Oracle OpenWorld 2015 - CPG and the cloud: three companies, three strategies
- Summary:
- Kellogg’s, Unilever and Clorox discuss how the cloud is helping them address a number of growing challenges in the consumer packaged goods industry.
Along the way, however, companies in this sector will have to contend with significant shifts in consumer behaviours and market responses. A recent report from strategy&, part of management consultancy firm PricewaterhouseCoopers (PWC), outlines some of these:
In both developed and emerging markets, there is a wider variety among consumers now than at any time in the recent past. Growth is evident both at the top of the market (where more consumers are spending for higher-quality food and other packaged goods) and at the lower end (where an increasing number of consumers are concentrating on value). But the traditional middle of the market is shrinking.
To add to the challenge, individual buyer behaviour is more “pluralistic”, they say. Many of us now make multiple weekly shopping trips, some of them to mainstream supermarkets, some to discounter chains like Lidl or Aldi, some to local convenience stores and some online. And in order to get our attention, CPG companies must market their brands across many different media, from the Web, mobile and social sites to radio, TV and print. As strategy&’s KB Shriram points out, each of these…

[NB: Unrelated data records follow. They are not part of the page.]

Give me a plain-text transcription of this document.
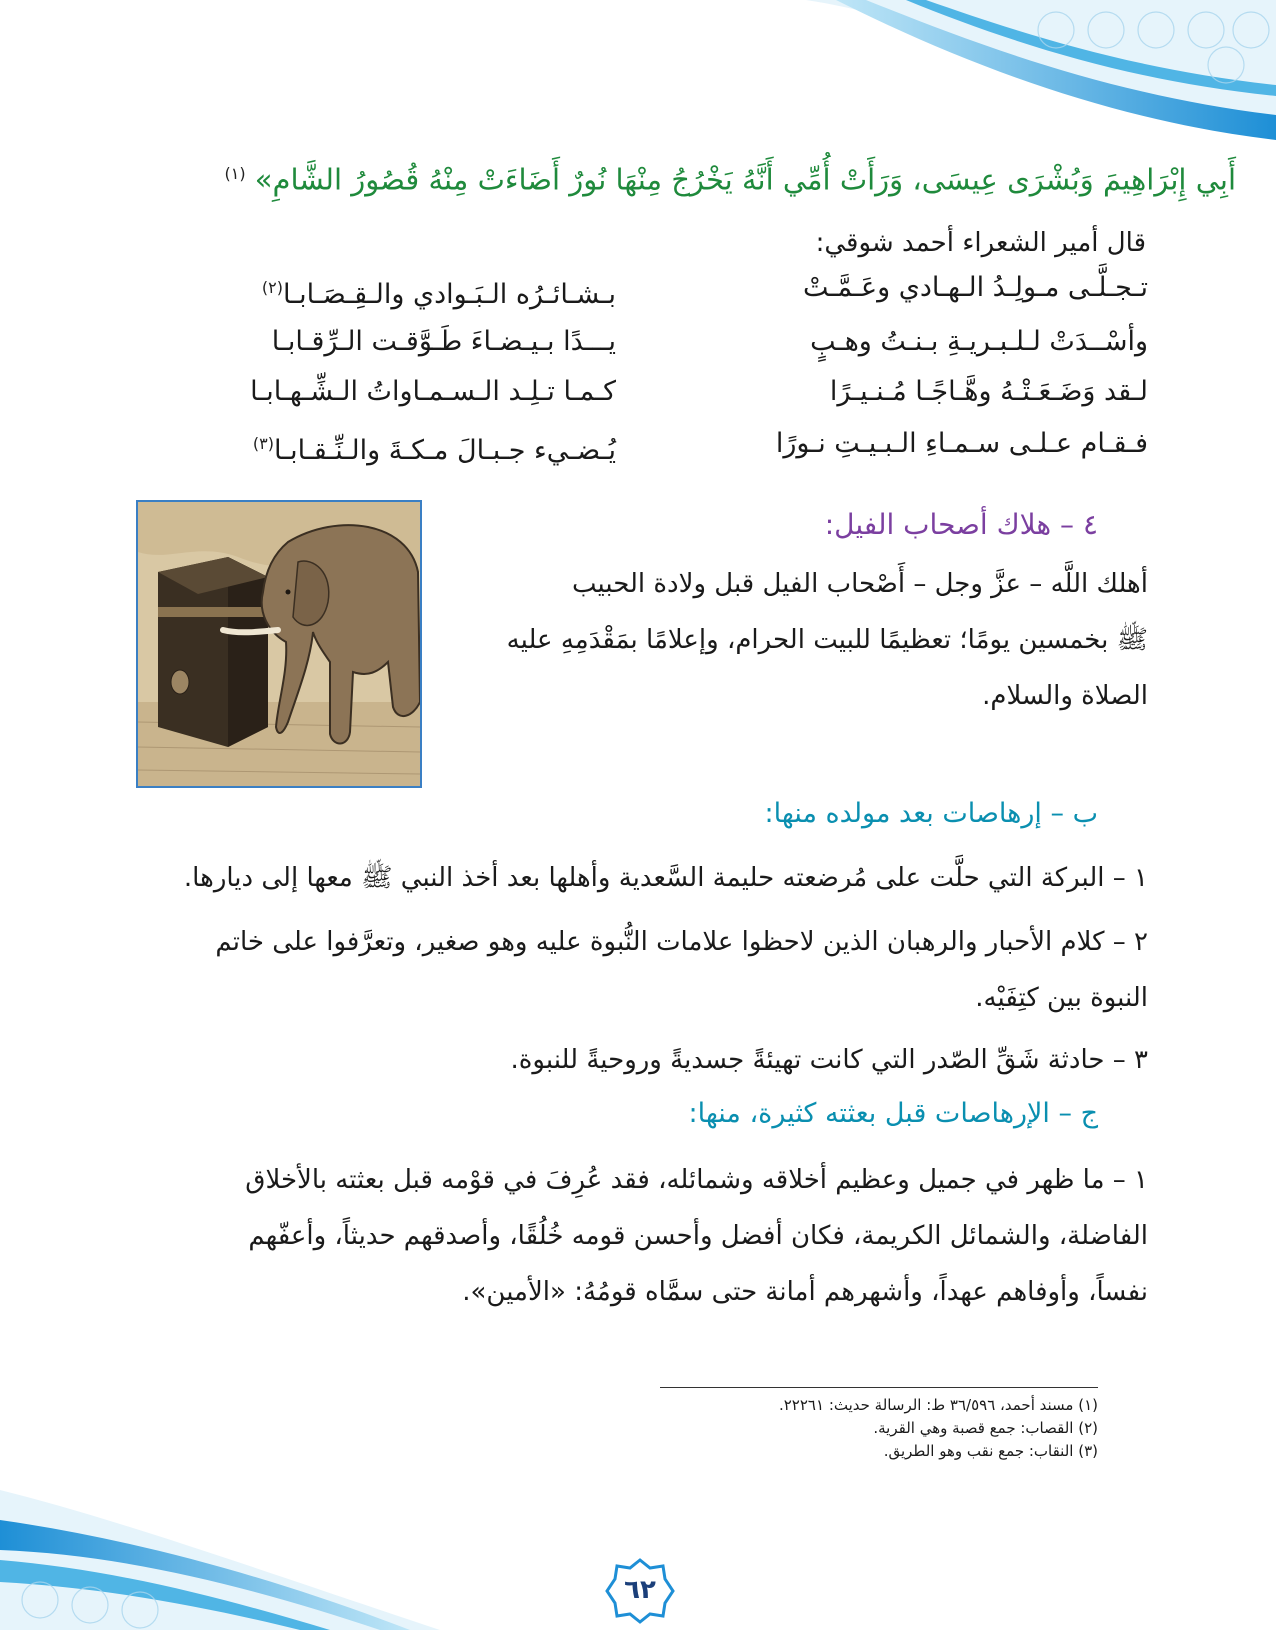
أَبِي إِبْرَاهِيمَ وَبُشْرَى عِيسَى، وَرَأَتْ أُمِّي أَنَّهُ يَخْرُجُ مِنْهَا نُورٌ أَضَاءَتْ مِنْهُ قُصُورُ الشَّامِ» $^{(١)}$
قال أمير الشعراء أحمد شوقي:
تـجـلَّـى مـولِـدُ الـهـادي وعَـمَّـتْ
بـشـائـرُه الـبَـوادي والـقِـصَـابـا$^{(٢)}$
وأسْــدَتْ لـلـبـريـةِ بـنـتُ وهـبٍ
يـــدًا بـيـضـاءَ طَـوَّقـت الـرِّقـابـا
لـقد وَضَـعَـتْـهُ وهَّـاجًـا مُـنـيـرًا
كـمـا تـلِـد الـسـمـاواتُ الـشِّـهـابـا
فـقـام عـلـى سـمـاءِ الـبـيـتِ نـورًا
يُـضـيء جـبـالَ مـكـةَ والـنِّـقـابـا$^{(٣)}$
٤ – هلاك أصحاب الفيل:
أهلك اللَّه – عزَّ وجل – أَصْحاب الفيل قبل ولادة الحبيب
ﷺ بخمسين يومًا؛ تعظيمًا للبيت الحرام، وإعلامًا بمَقْدَمِهِ عليه
الصلاة والسلام.
ب – إرهاصات بعد مولده منها:
١ – البركة التي حلَّت على مُرضعته حليمة السَّعدية وأهلها بعد أخذ النبي ﷺ معها إلى ديارها.
٢ – كلام الأحبار والرهبان الذين لاحظوا علامات النُّبوة عليه وهو صغير، وتعرَّفوا على خاتم
النبوة بين كتِفَيْه.
٣ – حادثة شَقِّ الصّدر التي كانت تهيئةً جسديةً وروحيةً للنبوة.
ج – الإرهاصات قبل بعثته كثيرة، منها:
١ – ما ظهر في جميل وعظيم أخلاقه وشمائله، فقد عُرِفَ في قوْمه قبل بعثته بالأخلاق
الفاضلة، والشمائل الكريمة، فكان أفضل وأحسن قومه خُلُقًا، وأصدقهم حديثاً، وأعفّهم
نفساً، وأوفاهم عهداً، وأشهرهم أمانة حتى سمَّاه قومُهُ: «الأمين».
(١) مسند أحمد، ٣٦/٥٩٦ ط: الرسالة حديث: ٢٢٢٦١.
(٢) القصاب: جمع قصبة وهي القرية.
(٣) النقاب: جمع نقب وهو الطريق.
٦٢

...has its own requirements, audience appeal and economics, needing specialised attention.
At Oracle OpenWorld this week, IT leaders from the CPG industry discussed how a range of technologies are helping them tackle three key challenges.
Data-driven media planning
First up was Tracey Lewis, digital analytics and e-commerce lead for the Kellogg Company (Kellogg’s), maker of Corn Flakes, Pringles and Pop-Tarts among other well-known brand names.

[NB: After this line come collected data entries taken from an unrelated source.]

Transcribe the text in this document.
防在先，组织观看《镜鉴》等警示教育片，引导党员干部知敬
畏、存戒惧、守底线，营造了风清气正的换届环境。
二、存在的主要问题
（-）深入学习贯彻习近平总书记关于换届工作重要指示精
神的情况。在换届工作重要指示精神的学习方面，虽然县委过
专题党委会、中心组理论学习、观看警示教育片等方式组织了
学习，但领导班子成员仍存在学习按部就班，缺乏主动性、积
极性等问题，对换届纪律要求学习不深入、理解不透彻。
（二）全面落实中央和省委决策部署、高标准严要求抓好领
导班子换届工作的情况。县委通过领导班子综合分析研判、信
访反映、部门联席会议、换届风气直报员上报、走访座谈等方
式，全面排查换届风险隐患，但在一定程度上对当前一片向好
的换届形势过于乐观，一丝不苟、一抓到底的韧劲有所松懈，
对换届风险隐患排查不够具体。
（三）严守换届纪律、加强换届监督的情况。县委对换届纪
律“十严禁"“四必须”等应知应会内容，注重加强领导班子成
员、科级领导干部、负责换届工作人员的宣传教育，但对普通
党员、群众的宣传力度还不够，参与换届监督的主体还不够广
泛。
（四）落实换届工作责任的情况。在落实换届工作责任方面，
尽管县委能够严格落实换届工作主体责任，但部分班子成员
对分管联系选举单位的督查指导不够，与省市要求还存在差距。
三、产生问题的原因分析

When it comes to advertising these brands effectively, she said, the age-old mantra of getting the ‘right message, to the right person, at the right time’ still prevails - but getting the marketing mix right across a huge range of digital and print media is tough.
The company’s strategy here is referred to as ‘purchase-based targeting’ - the targeting of marketing messages according to an individual customer’s established buying behaviour and preferences. Or, as Lewis put it:
Moms buy Pop Tarts - we know that. But who else buys Pop Tarts? There are also college kids - so if we only send our messages to Moms, we’re missing a huge group of other customers. Purchase-based targeting, for us, is about finding those holes in our media planning strategy.

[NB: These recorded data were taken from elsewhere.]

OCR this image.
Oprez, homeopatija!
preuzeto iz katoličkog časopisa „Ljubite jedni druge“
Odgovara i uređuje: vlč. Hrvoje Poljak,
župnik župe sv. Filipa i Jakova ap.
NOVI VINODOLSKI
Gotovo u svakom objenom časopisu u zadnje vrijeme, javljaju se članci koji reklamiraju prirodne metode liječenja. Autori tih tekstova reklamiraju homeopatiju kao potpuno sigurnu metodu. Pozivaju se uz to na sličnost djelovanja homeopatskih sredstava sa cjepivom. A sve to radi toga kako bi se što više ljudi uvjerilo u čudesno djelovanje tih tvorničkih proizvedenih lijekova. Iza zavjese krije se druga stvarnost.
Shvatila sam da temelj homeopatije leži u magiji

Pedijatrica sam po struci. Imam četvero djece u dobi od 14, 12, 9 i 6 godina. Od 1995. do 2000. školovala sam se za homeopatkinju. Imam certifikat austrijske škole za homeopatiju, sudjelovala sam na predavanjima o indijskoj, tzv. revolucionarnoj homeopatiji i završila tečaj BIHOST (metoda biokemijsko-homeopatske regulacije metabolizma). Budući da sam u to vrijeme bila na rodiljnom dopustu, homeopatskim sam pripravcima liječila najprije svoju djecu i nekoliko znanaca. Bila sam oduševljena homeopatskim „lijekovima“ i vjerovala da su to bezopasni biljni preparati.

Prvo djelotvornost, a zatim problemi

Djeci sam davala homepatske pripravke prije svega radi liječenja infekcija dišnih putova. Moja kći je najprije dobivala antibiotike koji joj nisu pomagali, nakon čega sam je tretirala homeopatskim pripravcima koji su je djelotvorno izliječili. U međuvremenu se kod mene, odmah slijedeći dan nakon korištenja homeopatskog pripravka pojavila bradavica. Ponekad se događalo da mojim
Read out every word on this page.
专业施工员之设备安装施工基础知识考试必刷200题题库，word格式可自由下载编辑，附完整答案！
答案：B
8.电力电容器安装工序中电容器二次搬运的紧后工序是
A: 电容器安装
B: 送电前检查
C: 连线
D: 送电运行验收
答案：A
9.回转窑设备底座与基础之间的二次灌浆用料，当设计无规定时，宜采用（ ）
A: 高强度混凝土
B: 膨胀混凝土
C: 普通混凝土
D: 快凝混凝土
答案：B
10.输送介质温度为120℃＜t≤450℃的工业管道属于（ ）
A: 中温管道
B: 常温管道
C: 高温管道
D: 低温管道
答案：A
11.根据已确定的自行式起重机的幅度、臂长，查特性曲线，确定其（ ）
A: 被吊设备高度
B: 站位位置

Data sources include information captured from Kellogg’s website, the Kellogg’s Family Rewards programme, the company’s internal CRM system, some direct-response programmes around brands like Special K and data from retailers and from Datalogix, the marketing analytics firm that Oracle acquired in December 2014.
Much of the analytic heavy-lifting required to demonstrate that this approach is working, meanwhile, is carried out using Oracle Data Management Platform (DMP), based on the BlueKai technology acquired by Oracle in February 2014 and now part of Oracle Marketing Cloud.
This work is helping Kellogg’s to develop a more programmatic, automated approach to media buying. More importantly, campaigns based on purchase-based targeting, according to Lewis, deliver a return on ad spend that is four times better than plain demographic targeting.
Sustainable logistics
For many CPG companies, more channels to market mean more trucks on the road, delivering to more retail sites. At Unilever, director of logistics IT delivery Rejin Surendran has implemented Oracle Transportation Management (OTM) to revamp the company’s transportation strategy with a view to improving customer service, reducing delivery costs and also cutting CO2 emissions, in line with the company’s wider corporate social responsibility strategy.We are a large SAP shop. The reason we chose Oracle Transportation Management is that if you look at any of the analysis of this area, OTM is one of the clear leaders here. But we had to think carefully about this. We also had to think carefully about using cloud: every product we ship to customers passes through OTM so it’s really mission-critical application and we had to be really sure that it would work.
The results, however, have been impressive. The total number of kilometers travelled by delivery trucks has been reduced by 17 percent. Average truck loadfills have improved by 10 percent. And carbon emissions are down 10 percent.
Customer insight
In recent years, many CPG companies have focused on their ability to ‘sense and respond’ to consumer trends, primarily through the application of big data technologies. It’s not an easy trick to pull off, according to Shawn Goodwin, director of marketing technology at The Clorox Company, maker of household cleaning products:
This isn’t the world we’ve lived in historically. We’re in a huge transformation, in a world of trying to move from mass marketing to the extreme of one-to-one messaging across a wide range of channels. It’s a struggle.
Cloud technologies could potentially be a big help here, though, he adds.
We’re still thinking this through. To me, the issue is about how we combine our own first-party data with second- and third-party data from partners and providers to get that 360-degree view of the customer. To date, there hasn’t been a scalable location for all that data to go so we’re building an integrated infrastructure so there will be a place for it to go, and we’ll be building it in the cloud. That’s the journey we’re on.